Stunned confusion greeted Dae’s words, even from Faen who she’d discussed the handling of the nobles with at length.

“You have also given insult to the throne however, both in deed and in word, and given insult to those of your domain and the domains of your peers,” Dae continued. “In this matter, we shall act as the final arbiter and pronounce our judgement.”

Wide eyed panic graced more than a few faces as the collected nobles prepared to witness a gory spectacle. Duke Linli didn’t share their opinion however and greeted Dae’s words with crimson faced rage.
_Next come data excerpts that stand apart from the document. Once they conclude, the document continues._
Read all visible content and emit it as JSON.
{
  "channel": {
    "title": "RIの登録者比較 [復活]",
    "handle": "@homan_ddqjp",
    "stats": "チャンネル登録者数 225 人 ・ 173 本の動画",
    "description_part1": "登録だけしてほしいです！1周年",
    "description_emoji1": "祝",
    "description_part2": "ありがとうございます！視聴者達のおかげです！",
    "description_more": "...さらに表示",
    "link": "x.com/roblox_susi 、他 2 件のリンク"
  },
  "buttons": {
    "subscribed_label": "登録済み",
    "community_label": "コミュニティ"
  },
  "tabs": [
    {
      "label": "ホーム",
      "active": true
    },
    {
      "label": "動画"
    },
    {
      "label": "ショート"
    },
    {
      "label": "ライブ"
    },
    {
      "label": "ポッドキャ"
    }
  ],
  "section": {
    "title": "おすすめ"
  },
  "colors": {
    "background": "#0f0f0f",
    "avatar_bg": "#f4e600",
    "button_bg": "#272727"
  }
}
“Duke Olgovauld Linli, you are unfit to serve this throne. We do hereby strip you of your title and lands. We cast you from this court, never to return, on pain of mortal consequence. Lastly, we break the bond which ties you to your family’s Pact Spirit and name Monelle Linli as the new Duchess of Lin, with all the lands, right and privileges thereof,  as well as being the new bearer of the Lin Pact Spirit. All hail Duchess Linli.”

The nobles gazed at the young girl who was literally glowing with newly invested authority and magic, and at the unconscious form of the former Duke of Lin who’d been overwhelmed by the shattering of his power on all levels.

“Nobles of Gallagrin, this is the judgment we lay upon you,” Dae said, rising from the throne. “You have failed your queen, you have failed each other, but for all that, you have not yet failed this realm. For all of the internal strife we so love to engage in, in our hearts we all know one thing to be true; for as bad as we are, our neighbors are a thousand times worse. So today, as Gallagrin stands in peril, this last choice is before you. Stand with us, with our realm, or stand aside and let someone more fitting rule in your place.”